GH effect on enzyme activity of 11betaHSD in abdominal obesity is dependent on treatment duration

• Published in: European journal of endocrinology Vol. 154; no. 1; pp. 69 - 74
• Main Authors: Sigurjónsdóttir, Helga A, Koranyi, Josef, Axelson, Magnus, Bengtsson, Bengt-Ake, Johannsson, Gudmundur
• Format: Journal Article
• Language: English
• Published: England 01.01.2006
• Subjects: 11-beta-Hydroxysteroid Dehydrogenase Type 1; 11-beta-Hydroxysteroid Dehydrogenase Type 1 - blood; 11-beta-Hydroxysteroid Dehydrogenase Type 2; 11-beta-Hydroxysteroid Dehydrogenase Type 2 - blood; 11-beta-Hydroxysteroid Dehydrogenases; 11-beta-Hydroxysteroid Dehydrogenases - blood; 11-beta-Hydroxysteroid Dehydrogenases - drug effects; Abdominal Fat; Abdominal Fat - drug effects; administration & dosage; blood; drug effects; drug therapy; enzymology; Human Growth Hormone; Human Growth Hormone - administration & dosage; Human Growth Hormone - therapeutic use; Humans; Hydrocortisone; Hydrocortisone - blood; Insulin Resistance; Insulin Resistance - physiology; Male; MEDICAL AND HEALTH SCIENCES; MEDICIN OCH HÄLSOVETENSKAP; Middle Aged; Obesity; Obesity - drug therapy; Obesity - enzymology; physiology; therapeutic use; Time Factors
• ISSN: 0804-4643
• DOI: 10.1530/eje.1.02061

In the past years the interaction of GH and 11beta hydroxysteroid dehydrogenase (11betaHSD) in the pathogenesis of central obesity has been suggested.

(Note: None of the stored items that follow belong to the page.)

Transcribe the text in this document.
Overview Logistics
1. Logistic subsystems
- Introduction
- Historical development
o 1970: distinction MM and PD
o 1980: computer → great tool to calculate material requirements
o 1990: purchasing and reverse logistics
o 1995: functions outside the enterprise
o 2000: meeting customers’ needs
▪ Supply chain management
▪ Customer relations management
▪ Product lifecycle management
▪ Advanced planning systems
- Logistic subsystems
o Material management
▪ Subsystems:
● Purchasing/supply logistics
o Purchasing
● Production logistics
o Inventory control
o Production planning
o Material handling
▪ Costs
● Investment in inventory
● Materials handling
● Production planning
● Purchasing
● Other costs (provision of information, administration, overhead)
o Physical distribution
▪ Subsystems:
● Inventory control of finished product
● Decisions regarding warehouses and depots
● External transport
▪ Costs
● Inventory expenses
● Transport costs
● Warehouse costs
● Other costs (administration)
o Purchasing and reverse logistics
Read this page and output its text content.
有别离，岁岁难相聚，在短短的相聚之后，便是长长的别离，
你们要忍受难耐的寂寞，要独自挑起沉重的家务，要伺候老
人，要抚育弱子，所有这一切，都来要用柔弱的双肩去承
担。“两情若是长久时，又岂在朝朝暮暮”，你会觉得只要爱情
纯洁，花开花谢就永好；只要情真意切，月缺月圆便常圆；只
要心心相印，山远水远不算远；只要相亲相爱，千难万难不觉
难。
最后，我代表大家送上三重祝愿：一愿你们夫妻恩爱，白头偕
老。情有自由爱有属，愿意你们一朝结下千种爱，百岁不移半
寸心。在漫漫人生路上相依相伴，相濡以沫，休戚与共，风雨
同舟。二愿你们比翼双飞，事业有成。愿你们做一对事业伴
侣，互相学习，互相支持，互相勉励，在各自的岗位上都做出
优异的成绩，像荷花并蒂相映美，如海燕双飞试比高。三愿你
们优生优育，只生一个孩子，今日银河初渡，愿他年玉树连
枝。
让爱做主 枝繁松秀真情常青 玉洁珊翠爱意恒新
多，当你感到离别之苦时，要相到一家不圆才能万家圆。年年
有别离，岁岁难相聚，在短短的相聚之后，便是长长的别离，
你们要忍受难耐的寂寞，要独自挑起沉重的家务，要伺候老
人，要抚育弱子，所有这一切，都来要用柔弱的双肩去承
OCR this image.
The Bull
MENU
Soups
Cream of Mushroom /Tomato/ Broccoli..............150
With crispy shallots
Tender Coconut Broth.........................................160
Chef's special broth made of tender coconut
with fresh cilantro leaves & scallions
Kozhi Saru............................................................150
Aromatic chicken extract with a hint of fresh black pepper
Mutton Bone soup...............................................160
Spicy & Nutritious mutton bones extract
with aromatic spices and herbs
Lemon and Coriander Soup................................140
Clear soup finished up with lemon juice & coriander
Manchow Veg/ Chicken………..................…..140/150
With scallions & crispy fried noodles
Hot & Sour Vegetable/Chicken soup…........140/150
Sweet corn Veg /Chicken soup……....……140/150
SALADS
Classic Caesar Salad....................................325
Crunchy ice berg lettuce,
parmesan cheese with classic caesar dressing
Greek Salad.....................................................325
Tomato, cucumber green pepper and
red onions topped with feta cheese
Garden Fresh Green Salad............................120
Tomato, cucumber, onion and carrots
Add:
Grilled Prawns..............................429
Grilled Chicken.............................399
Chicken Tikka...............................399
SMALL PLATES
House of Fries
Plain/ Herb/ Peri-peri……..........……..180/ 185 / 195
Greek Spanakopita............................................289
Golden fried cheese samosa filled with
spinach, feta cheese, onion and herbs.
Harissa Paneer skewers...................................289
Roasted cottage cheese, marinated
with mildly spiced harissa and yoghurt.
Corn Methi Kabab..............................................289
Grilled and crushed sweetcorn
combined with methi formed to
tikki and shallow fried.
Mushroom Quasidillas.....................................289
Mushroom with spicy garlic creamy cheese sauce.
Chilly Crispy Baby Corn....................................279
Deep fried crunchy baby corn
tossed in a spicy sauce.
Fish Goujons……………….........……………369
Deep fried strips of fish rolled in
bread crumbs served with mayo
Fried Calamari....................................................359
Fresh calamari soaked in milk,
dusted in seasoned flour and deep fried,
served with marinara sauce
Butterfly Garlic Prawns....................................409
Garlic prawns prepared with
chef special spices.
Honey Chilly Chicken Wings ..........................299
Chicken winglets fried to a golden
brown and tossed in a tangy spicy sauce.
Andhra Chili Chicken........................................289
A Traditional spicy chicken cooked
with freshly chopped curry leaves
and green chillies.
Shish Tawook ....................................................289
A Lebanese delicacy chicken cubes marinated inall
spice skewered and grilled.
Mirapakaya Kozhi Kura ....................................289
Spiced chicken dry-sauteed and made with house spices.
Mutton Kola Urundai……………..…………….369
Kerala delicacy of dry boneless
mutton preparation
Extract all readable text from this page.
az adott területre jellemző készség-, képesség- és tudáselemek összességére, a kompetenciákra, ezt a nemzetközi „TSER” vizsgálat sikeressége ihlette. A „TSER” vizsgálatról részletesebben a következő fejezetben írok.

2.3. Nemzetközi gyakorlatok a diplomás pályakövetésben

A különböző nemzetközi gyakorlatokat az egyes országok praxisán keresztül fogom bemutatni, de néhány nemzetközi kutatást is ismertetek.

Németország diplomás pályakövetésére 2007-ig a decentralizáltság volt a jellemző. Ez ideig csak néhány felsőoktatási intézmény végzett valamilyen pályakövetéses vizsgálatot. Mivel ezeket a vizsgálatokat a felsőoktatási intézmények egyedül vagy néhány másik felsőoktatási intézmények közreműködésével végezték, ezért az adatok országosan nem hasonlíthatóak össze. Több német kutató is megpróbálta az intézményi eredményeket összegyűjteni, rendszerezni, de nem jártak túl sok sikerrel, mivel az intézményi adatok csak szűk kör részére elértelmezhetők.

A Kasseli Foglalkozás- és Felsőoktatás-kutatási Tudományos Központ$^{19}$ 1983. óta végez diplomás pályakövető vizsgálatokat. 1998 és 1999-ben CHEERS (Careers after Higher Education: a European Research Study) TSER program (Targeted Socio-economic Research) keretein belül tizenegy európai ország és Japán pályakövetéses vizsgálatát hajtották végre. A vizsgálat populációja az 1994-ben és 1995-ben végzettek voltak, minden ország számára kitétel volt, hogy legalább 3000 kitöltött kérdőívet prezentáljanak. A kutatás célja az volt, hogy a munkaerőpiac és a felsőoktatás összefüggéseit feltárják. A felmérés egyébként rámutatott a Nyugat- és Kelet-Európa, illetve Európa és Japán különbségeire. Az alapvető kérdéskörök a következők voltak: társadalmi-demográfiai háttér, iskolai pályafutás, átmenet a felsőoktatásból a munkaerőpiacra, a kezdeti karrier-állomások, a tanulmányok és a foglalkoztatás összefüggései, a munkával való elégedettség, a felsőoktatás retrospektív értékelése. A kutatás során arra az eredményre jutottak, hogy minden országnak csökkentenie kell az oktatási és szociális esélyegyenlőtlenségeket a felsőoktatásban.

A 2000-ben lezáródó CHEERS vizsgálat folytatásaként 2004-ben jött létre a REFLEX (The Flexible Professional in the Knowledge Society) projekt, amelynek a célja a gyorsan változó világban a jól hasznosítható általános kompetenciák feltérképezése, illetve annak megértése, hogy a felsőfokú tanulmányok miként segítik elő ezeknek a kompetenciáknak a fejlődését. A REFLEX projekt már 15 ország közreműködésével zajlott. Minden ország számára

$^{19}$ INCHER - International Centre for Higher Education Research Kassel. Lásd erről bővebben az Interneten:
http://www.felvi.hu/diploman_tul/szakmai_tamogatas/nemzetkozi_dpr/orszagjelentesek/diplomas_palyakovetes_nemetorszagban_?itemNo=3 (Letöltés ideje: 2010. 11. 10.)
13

We studied the effects of 9 months of GH treatment on 11betaHSD activity and its relationship with body composition and insulin sensitivity in 30 men with abdominal obesity, aged 48-66 years, in a randomised, double-blind, placebo-controlled trial. Urinary steroid profile was used to estimate 11betaHSD type 1 and 2 (11betaHSD1 and 11betaHSD2) activities. Abdominal s.c. and visceral adipose tissues were measured using computed tomography. Glucose disposal rate (GDR) obtained during a euglycaemic-hyperinsulinaemic glucose clamp was used to assess insulin sensitivity. In the GH-treated group the 11betaHSD1 activity decreased transiently after 6 weeks (P < 0.01) whereas 11betaHSD2 increased after 9 months of treatment (P < 0.05). Between 6 weeks and 9 months, GDR increased and visceral fat mass decreased. Changes in 11betaHSD1 correlated with changes in visceral fat mass between baseline and 6 weeks. There were no significant correlations between 11betaHSD1 and 11betaHSD 2 and changes in GDR. The study demonstrates that short- and long-term GH treatment has different effects on 11betaHSD1 and 11betaHSD2 activity. Moreover, the data do not support that long-term metabolic effects of GH are mediated through its action on 11betaHSD.